Realising the true value of forage this coming season will come under the microscope at a farm walk staged at Bishop Burton College, Beverley on Wednesday 18 February. Organised by the Royal Association of British Dairy Farmers and animal nutrition company, Volac, the event will focus on how to optimise the value of silage swards – what varieties to grow and how, when to cut, how to clamp and to keep cool in order to maximise the quantity and quality of silage, improve potential intakes and ultimately enhance performance from forage.
Speakers include independent consultant Dr Dave Davies, Volac’s Daniel Robinson and Neil Birkett, Germinal’s Iain Eadie and Bishop Burton College farm manager, Phil Richardson who will discuss how making both quantity and quality forage are a priority for unit’s 120 cow dairy herd and his plans for further improvement.
“All livestock farmers have potential to improve their forage making and make further cost savings,” says Volac’s Daniel Robinson. “A 1,000 tonne clamp, or 2,000 500kg bales of silage, analysing 30% dry matter (DM) contains 300 tonnes of DM worth over £30,000.

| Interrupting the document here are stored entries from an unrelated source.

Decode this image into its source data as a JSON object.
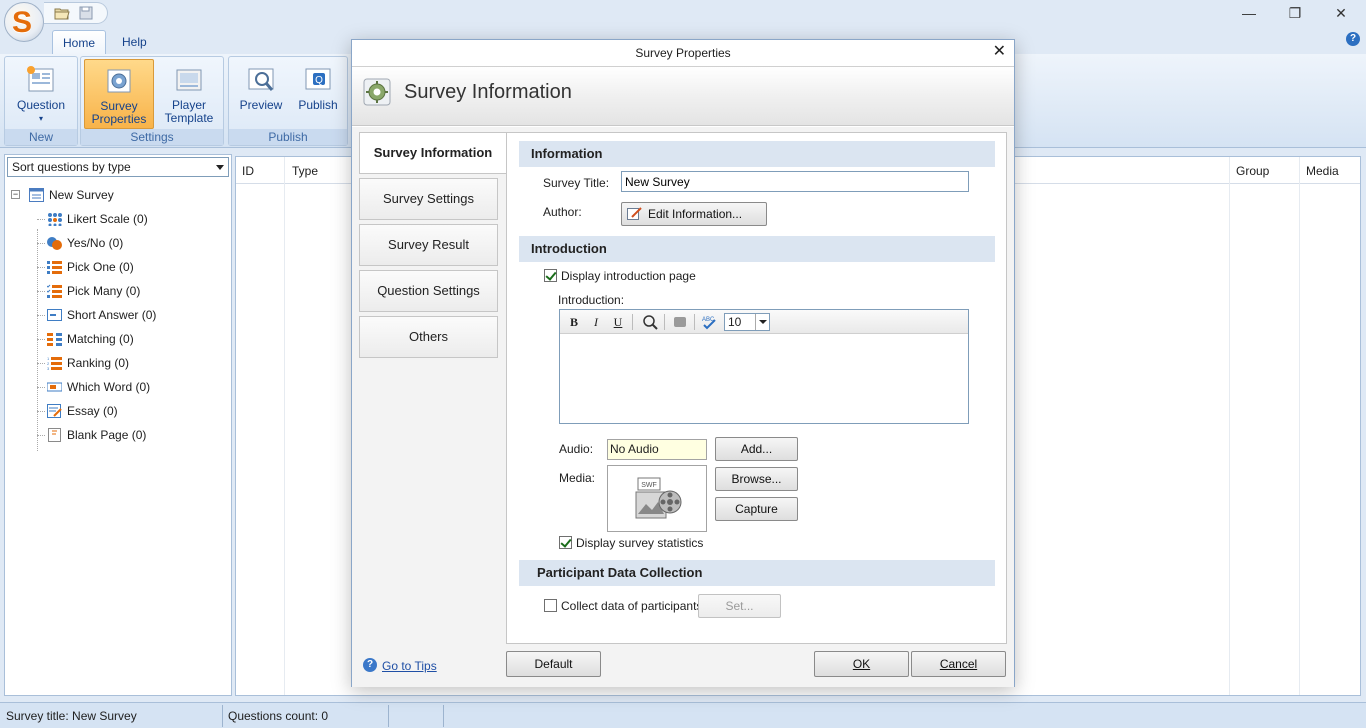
{
  "app": {
    "logo_letter": "S",
    "window_controls": {
      "minimize": "—",
      "restore": "❐",
      "close": "✕"
    }
  },
  "ribbon": {
    "tabs": [
      {
        "label": "Home",
        "active": true
      },
      {
        "label": "Help",
        "active": false
      }
    ],
    "groups": [
      {
        "label": "New",
        "buttons": [
          {
            "label": "Question",
            "has_dropdown": true
          }
        ]
      },
      {
        "label": "Settings",
        "buttons": [
          {
            "label": "Survey\nProperties",
            "active": true
          },
          {
            "label": "Player\nTemplate"
          }
        ]
      },
      {
        "label": "Publish",
        "buttons": [
          {
            "label": "Preview"
          },
          {
            "label": "Publish"
          }
        ]
      }
    ],
    "help_icon": "?"
  },
  "left_panel": {
    "sort_select": "Sort questions by type",
    "tree": {
      "root": "New Survey",
      "items": [
        {
          "label": "Likert Scale  (0)",
          "icon": "likert-scale-icon"
        },
        {
          "label": "Yes/No  (0)",
          "icon": "yes-no-icon"
        },
        {
          "label": "Pick One  (0)",
          "icon": "pick-one-icon"
        },
        {
          "label": "Pick Many  (0)",
          "icon": "pick-many-icon"
        },
        {
          "label": "Short Answer  (0)",
          "icon": "short-answer-icon"
        },
        {
          "label": "Matching  (0)",
          "icon": "matching-icon"
        },
        {
          "label": "Ranking  (0)",
          "icon": "ranking-icon"
        },
        {
          "label": "Which Word  (0)",
          "icon": "which-word-icon"
        },
        {
          "label": "Essay  (0)",
          "icon": "essay-icon"
        },
        {
          "label": "Blank Page  (0)",
          "icon": "blank-page-icon"
        }
      ]
    }
  },
  "grid": {
    "columns": [
      "ID",
      "Type",
      "Group",
      "Media"
    ]
  },
  "status_bar": {
    "survey_title": "Survey title: New Survey",
    "questions_count": "Questions count: 0"
  },
  "dialog": {
    "title": "Survey Properties",
    "header_title": "Survey Information",
    "side_tabs": [
      {
        "label": "Survey Information",
        "active": true
      },
      {
        "label": "Survey Settings"
      },
      {
        "label": "Survey Result"
      },
      {
        "label": "Question Settings"
      },
      {
        "label": "Others"
      }
    ],
    "information": {
      "section": "Information",
      "survey_title_label": "Survey Title:",
      "survey_title_value": "New Survey",
      "author_label": "Author:",
      "edit_info_button": "Edit Information..."
    },
    "introduction": {
      "section": "Introduction",
      "display_intro_label": "Display introduction page",
      "display_intro_checked": true,
      "intro_label": "Introduction:",
      "toolbar": {
        "bold": "B",
        "italic": "I",
        "underline": "U",
        "font_size": "10"
      },
      "audio_label": "Audio:",
      "audio_value": "No Audio",
      "add_button": "Add...",
      "media_label": "Media:",
      "browse_button": "Browse...",
      "capture_button": "Capture",
      "display_stats_label": "Display survey statistics",
      "display_stats_checked": true
    },
    "participant": {
      "section": "Participant Data Collection",
      "collect_label": "Collect data of participants",
      "collect_checked": false,
      "set_button": "Set..."
    },
    "footer": {
      "tips_link": "Go to Tips",
      "default_button": "Default",
      "ok_button": "OK",
      "cancel_button": "Cancel"
    }
  }
}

“However, average DM losses are running at up to 4% from wilting, up to 5% is lost filling the clamp and between 2% to 15% during storage. Effluent losses amount to up to 8% and feed-out losses of up to 15% from silage face to feed trough. Consequently, it goes without saying that optimal practice to minimise losses at every step of the process makes good financial sense.”